JERRY LUNDSTROM: Hello, I work for DNS‑OARC and I am going to talk about a tool I wrote called Drool, DNS replay tool. And also disclaimer, this is software‑based replay tool so the numbers are not going to be that sexy that we saw earlier. So, the tool uses PCAPs, reads and parses the DNS from the PCAPs and you can send it to specific target. It started as come cost sponsored project from their innovation fund, they needed a tool to be able to test whatever appliance boxes they buy, see up to standards we have Beta version out, I think it's about a month ago. And I would happily receive feedback if anyone is using it, if it's working or not working, we also have a suggestion within DNS‑OARC to start a repository of PCAPs with interesting information in it, like maybe violations or something else like that. We will see how that goes. So, some of the features are of course trying to utilise all the resources you have, it can manipulate the timings between packets so you can speed up and slow down or just ignore the timing. You can loop the PCAPs and you can say ‑‑ find all the UDP or TCP and replay it however you want. It also implements all the filtering that PCAP has and things like that. So here is a small example, and if you look at the first line, you see there is ‑‑ the 'c' for configure and then it's test configure, so we are ignoring timing, and then we are setting the target to the local host port 53, there is nothing actually answering there, but then you are skipping the replay ‑‑ reply, so it doesn't wait for anything to come back. You send everything you found as UDP and you make three of these pools so you spin up a lot of ‑‑ this was done on my local workstation.

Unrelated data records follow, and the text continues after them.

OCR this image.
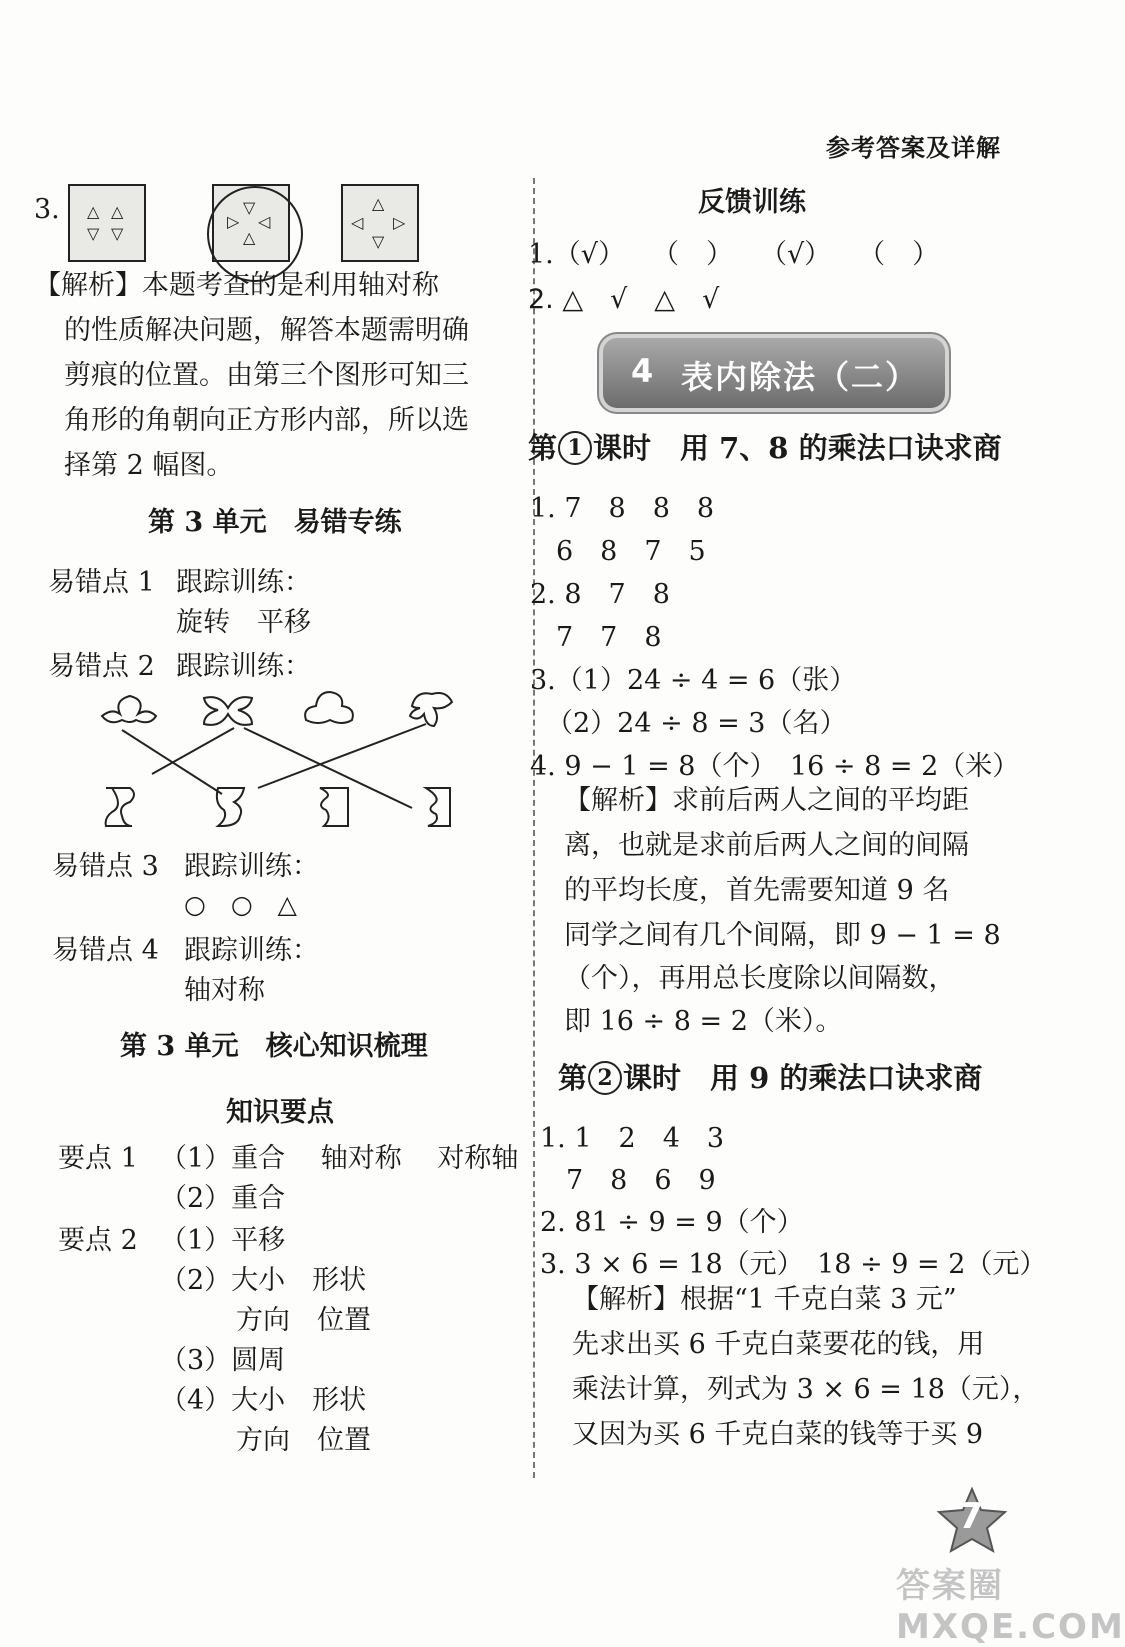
参考答案及详解
3. △ △
▽ ▽
▷ ◁
▽
△
◁ ▷
△
▽
【解析】本题考查的是利用轴对称
的性质解决问题，解答本题需明确
剪痕的位置。由第三个图形可知三
角形的角朝向正方形内部，所以选
择第 2 幅图。
第 3 单元　易错专练
易错点 1 跟踪训练：
旋转　平移
易错点 2 跟踪训练：
易错点 3 跟踪训练：
○　○　△
易错点 4 跟踪训练：
轴对称
第 3 单元　核心知识梳理
知识要点
要点 1 （1）重合　 轴对称　 对称轴
（2）重合
要点 2 （1）平移
（2）大小　形状
方向　位置
（3）圆周
（4）大小　形状
方向　位置
反馈训练
1.（√）　　（　）　　（√）　　（　）
2. △　√　△　√
4 表内除法（二）
第 1 课时　用 7、8 的乘法口诀求商
1. 7　8　8　8
6　8　7　5
2. 8　7　8
7　7　8
3.（1）24 ÷ 4 = 6（张）
（2）24 ÷ 8 = 3（名）
4. 9 − 1 = 8（个）　16 ÷ 8 = 2（米）
【解析】求前后两人之间的平均距
离，也就是求前后两人之间的间隔
的平均长度，首先需要知道 9 名
同学之间有几个间隔，即 9 − 1 = 8
（个），再用总长度除以间隔数，
即 16 ÷ 8 = 2（米）。
第 2 课时　用 9 的乘法口诀求商
1. 1　2　4　3
7　8　6　9
2. 81 ÷ 9 = 9（个）
3. 3 × 6 = 18（元）　18 ÷ 9 = 2（元）
【解析】根据“1 千克白菜 3 元”
先求出买 6 千克白菜要花的钱，用
乘法计算，列式为 3 × 6 = 18（元），
又因为买 6 千克白菜的钱等于买 9
7
答案圈 MXQE.COM
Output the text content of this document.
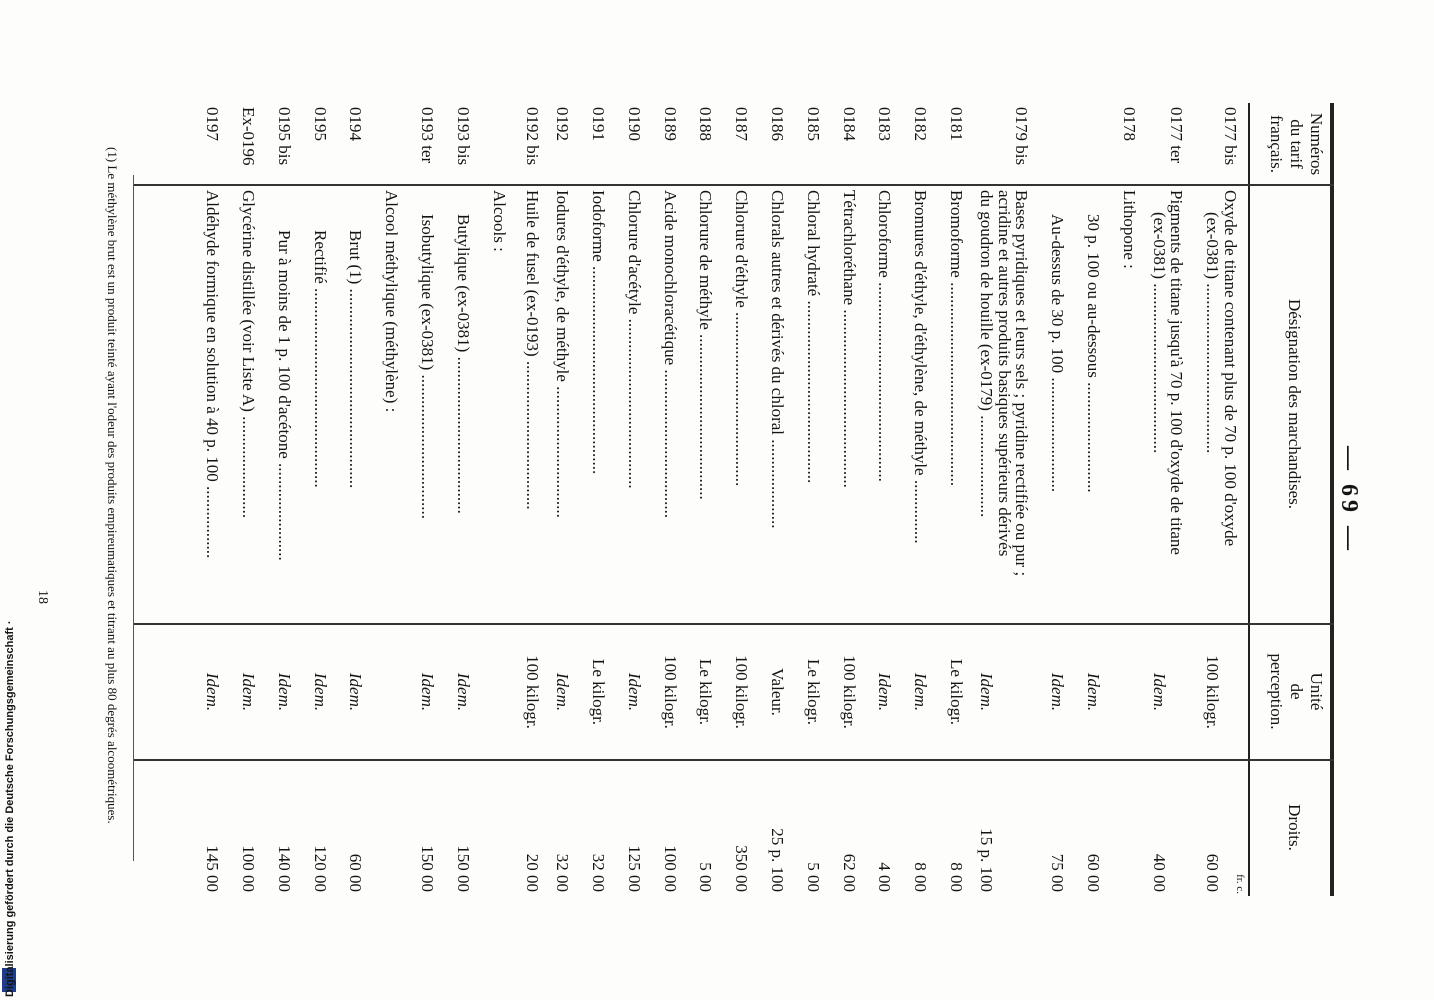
— 69 —
Numéros
du tarif
français.
Désignation des marchandises.
Unité
de
perception.
Droits.
fr. c.
0177 bis
Oxyde de titane contenant plus de 70 p. 100 d'oxyde
(ex-0381) ........................................
100 kilogr.
60 00
0177 ter
Pigments de titane jusqu'à 70 p. 100 d'oxyde de titane
(ex-0381) ........................................
Idem.
40 00
0178
Lithopone :
30 p. 100 ou au-dessous ..........................
Idem.
60 00
Au-dessus de 30 p. 100 ...........................
Idem.
75 00
0179 bis
Bases pyridiques et leurs sels ; pyridine rectifiée ou pur ;
acridine et autres produits basiques supérieurs dérivés
du goudron de houille (ex-0179) ........................
Idem.
15 p. 100
0181
Bromoforme ................................................
Le kilogr.
8 00
0182
Bromures d'éthyle, d'éthylène, de méthyle ...............
Idem.
8 00
0183
Chloroforme ...............................................
Idem.
4 00
0184
Tétrachloréthane ..........................................
100 kilogr.
62 00
0185
Chloral hydraté ...........................................
Le kilogr.
5 00
0186
Chlorals autres et dérivés du chloral .....................
Valeur.
25 p. 100
0187
Chlorure d'éthyle .........................................
100 kilogr.
350 00
0188
Chlorure de méthyle .......................................
Le kilogr.
5 00
0189
Acide monochloracétique ...................................
100 kilogr.
100 00
0190
Chlorure d'acétyle ........................................
Idem.
125 00
0191
Iodoforme .................................................
Le kilogr.
32 00
0192
Iodures d'éthyle, de méthyle ...............................
Idem.
32 00
0192 bis
Huile de fusel (ex-0193) ...................................
100 kilogr.
20 00
Alcools :
0193 bis
Butylique (ex-0381) .....................................
Idem.
150 00
0193 ter
Isobutylique (ex-0381) ..................................
Idem.
150 00
Alcool méthylique (méthylène) :
0194
Brut (1) ...............................................
Idem.
60 00
0195
Rectifié ...............................................
Idem.
120 00
0195 bis
Pur à moins de 1 p. 100 d'acétone .......................
Idem.
140 00
Ex-0196
Glycérine distillée (voir Liste A) ........................
Idem.
100 00
0197
Aldéhyde formique en solution à 40 p. 100 .................
Idem.
145 00
(1) Le méthylène brut est un produit teinté ayant l'odeur des produits empireumatiques et titrant au plus 80 degrés alcoométriques.
18
Digitalisierung gefördert durch die Deutsche Forschungsgemeinschaft ·
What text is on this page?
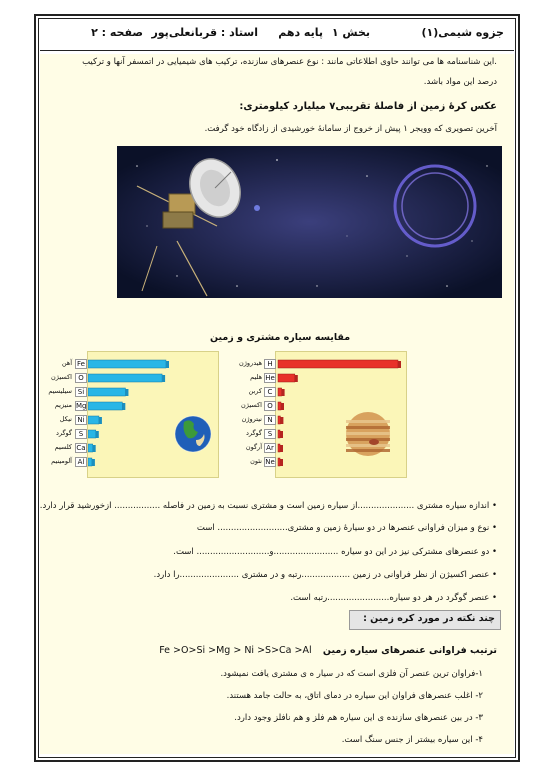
جزوه شیمی(۱)
بخش ۱
پایه دهم
استاد : قربانعلی‌پور
صفحه : ۲
.این شناسنامه ها می توانند حاوی اطلاعاتی مانند : نوع عنصرهای سازنده، ترکیب های شیمیایی در اتمسفر آنها و ترکیب
درصد این مواد باشد.
عکس کرهٔ زمین از فاصلهٔ تقریبی۷ میلیارد کیلومتری:
آخرین تصویری که وویجر ۱ پیش از خروج از سامانهٔ خورشیدی از زادگاه خود گرفت.
مقایسه سیاره مشتری و زمین
Fe
آهن
O
اکسیژن
Si
سیلیسیم
Mg
منیزیم
Ni
نیکل
S
گوگرد
Ca
کلسیم
Al
آلومینیم
H
هیدروژن
He
هلیم
C
کربن
O
اکسیژن
N
نیتروژن
S
گوگرد
Ar
آرگون
Ne
نئون
• اندازه سیاره مشتری .....................از سیاره زمین است و مشتری نسبت به زمین در فاصله ................. ازخورشید قرار دارد.
• نوع و میزان فراوانی عنصرها در دو سیارهٔ زمین و مشتری.......................... است
• دو عنصرهای مشترکی نیز در این دو سیاره ........................و........................... است.
• عنصر اکسیژن از نظر فراوانی در زمین ..................رتبه و در مشتری ......................را دارد.
• عنصر گوگرد در هر دو سیاره.......................رتبه است.
چند نکته در مورد کره زمین :
ترتیب فراوانی عنصرهای سیاره زمین Fe >O>Si >Mg > Ni >S>Ca >Al
۱-فراوان ترین عنصر آن فلزی است که در سیار ه ی مشتری یافت نمیشود.
۲- اغلب عنصرهای فراوان این سیاره در دمای اتاق، به حالت جامد هستند.
۳- در بین عنصرهای سازنده ی این سیاره هم فلز و هم نافلز وجود دارد.
۴- این سیاره بیشتر از جنس سنگ است.
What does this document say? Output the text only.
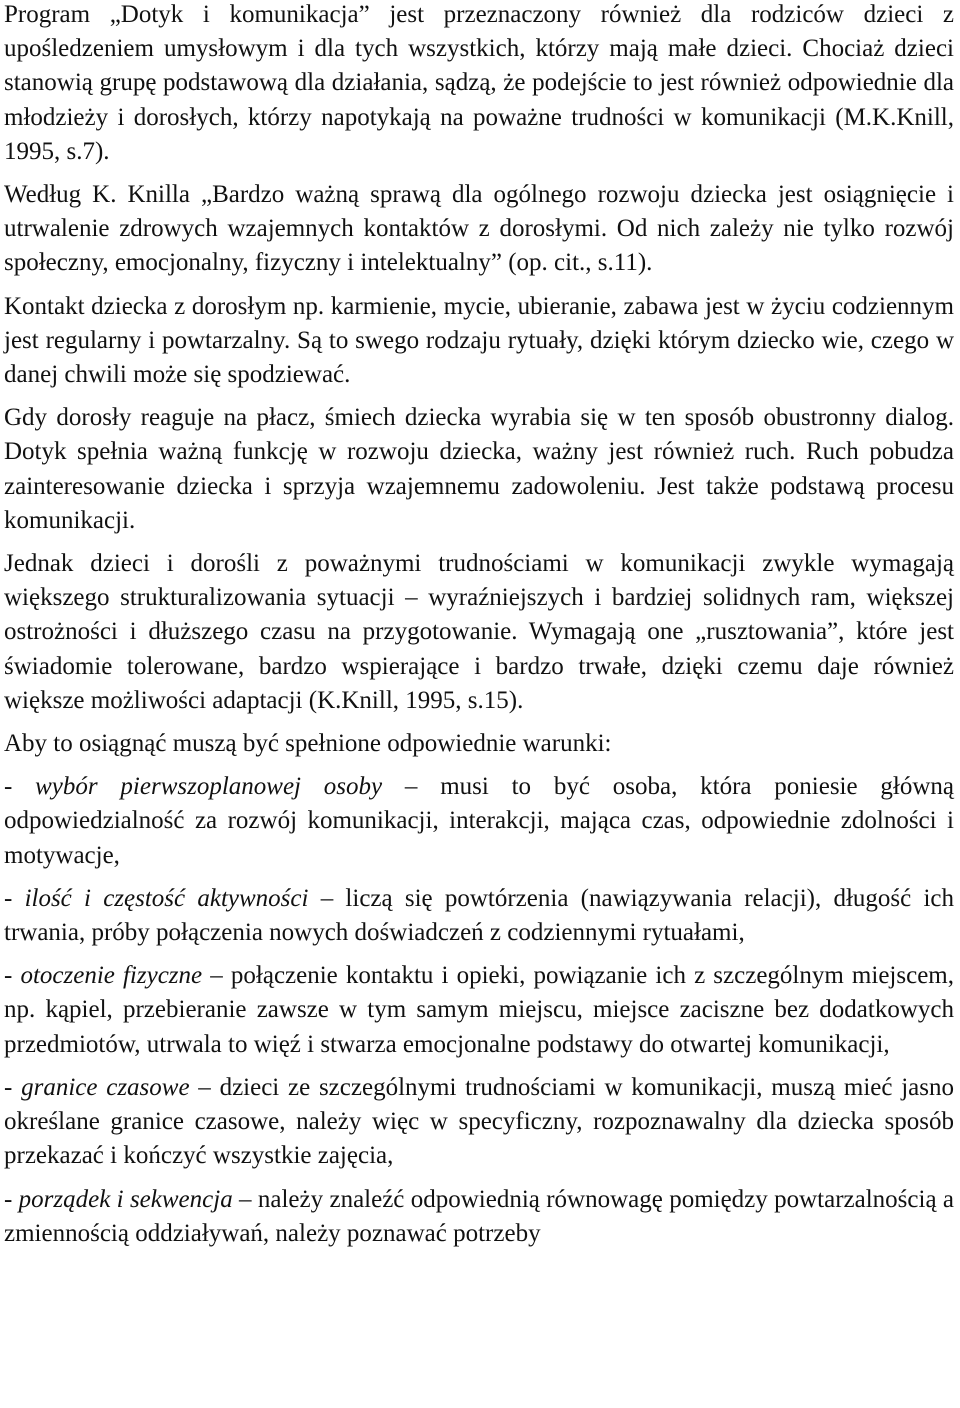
Program „Dotyk i komunikacja” jest przeznaczony również dla rodziców dzieci z upośledzeniem umysłowym i dla tych wszystkich, którzy mają małe dzieci. Chociaż dzieci stanowią grupę podstawową dla działania, sądzą, że podejście to jest również odpowiednie dla młodzieży i dorosłych, którzy napotykają na poważne trudności w komunikacji (M.K.Knill, 1995, s.7).

Według K. Knilla „Bardzo ważną sprawą dla ogólnego rozwoju dziecka jest osiągnięcie i utrwalenie zdrowych wzajemnych kontaktów z dorosłymi. Od nich zależy nie tylko rozwój społeczny, emocjonalny, fizyczny i intelektualny” (op. cit., s.11).

Kontakt dziecka z dorosłym np. karmienie, mycie, ubieranie, zabawa jest w życiu codziennym jest regularny i powtarzalny. Są to swego rodzaju rytuały, dzięki którym dziecko wie, czego w danej chwili może się spodziewać.

Gdy dorosły reaguje na płacz, śmiech dziecka wyrabia się w ten sposób obustronny dialog. Dotyk spełnia ważną funkcję w rozwoju dziecka, ważny jest również ruch. Ruch pobudza zainteresowanie dziecka i sprzyja wzajemnemu zadowoleniu. Jest także podstawą procesu komunikacji.

Jednak dzieci i dorośli z poważnymi trudnościami w komunikacji zwykle wymagają większego strukturalizowania sytuacji – wyraźniejszych i bardziej solidnych ram, większej ostrożności i dłuższego czasu na przygotowanie. Wymagają one „rusztowania”, które jest świadomie tolerowane, bardzo wspierające i bardzo trwałe, dzięki czemu daje również większe możliwości adaptacji (K.Knill, 1995, s.15).

Aby to osiągnąć muszą być spełnione odpowiednie warunki:

- wybór pierwszoplanowej osoby – musi to być osoba, która poniesie główną odpowiedzialność za rozwój komunikacji, interakcji, mająca czas, odpowiednie zdolności i motywacje,

- ilość i częstość aktywności – liczą się powtórzenia (nawiązywania relacji), długość ich trwania, próby połączenia nowych doświadczeń z codziennymi rytuałami,

- otoczenie fizyczne – połączenie kontaktu i opieki, powiązanie ich z szczególnym miejscem, np. kąpiel, przebieranie zawsze w tym samym miejscu, miejsce zaciszne bez dodatkowych przedmiotów, utrwala to więź i stwarza emocjonalne podstawy do otwartej komunikacji,

- granice czasowe – dzieci ze szczególnymi trudnościami w komunikacji, muszą mieć jasno określane granice czasowe, należy więc w specyficzny, rozpoznawalny dla dziecka sposób przekazać i kończyć wszystkie zajęcia,

- porządek i sekwencja – należy znaleźć odpowiednią równowagę pomiędzy powtarzalnością a zmiennością oddziaływań, należy poznawać potrzeby
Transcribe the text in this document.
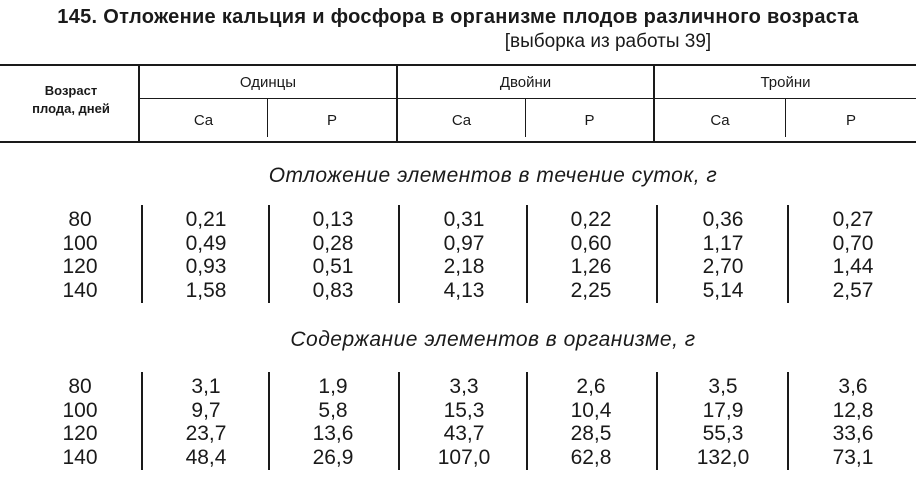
145. Отложение кальция и фосфора в организме плодов различного возраста
[выборка из работы 39]
Возраст
плода, дней
Одинцы	Двойни	Тройни
Ca	P	Ca	P	Ca	P
Отложение элементов в течение суток, г
80	0,21	0,13	0,31	0,22	0,36	0,27
100	0,49	0,28	0,97	0,60	1,17	0,70
120	0,93	0,51	2,18	1,26	2,70	1,44
140	1,58	0,83	4,13	2,25	5,14	2,57
Содержание элементов в организме, г
80	3,1	1,9	3,3	2,6	3,5	3,6
100	9,7	5,8	15,3	10,4	17,9	12,8
120	23,7	13,6	43,7	28,5	55,3	33,6
140	48,4	26,9	107,0	62,8	132,0	73,1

So it saw 1.7 million packets and sent almost 1.07 million packets per second.

Future implementations, what we are looking at parsing the responses, matching the packages, getting a lot of statistics around that, like is the replies more or less the same and stuff like that. Of course, increasing the performance and looking at the various kits I saw earlier to actually speed it up even more. More statistics, and I have an idea about the control channel to the daemons so we can build GUI or stuff like that. And massive client IP simulation is something I have been thinking about so you can use the client IP addresses within the PCAPs so you can replay large quantities of normal traffic but this will of course require very specific network set‑up to get the responses back correctly. That is also something we are looking at.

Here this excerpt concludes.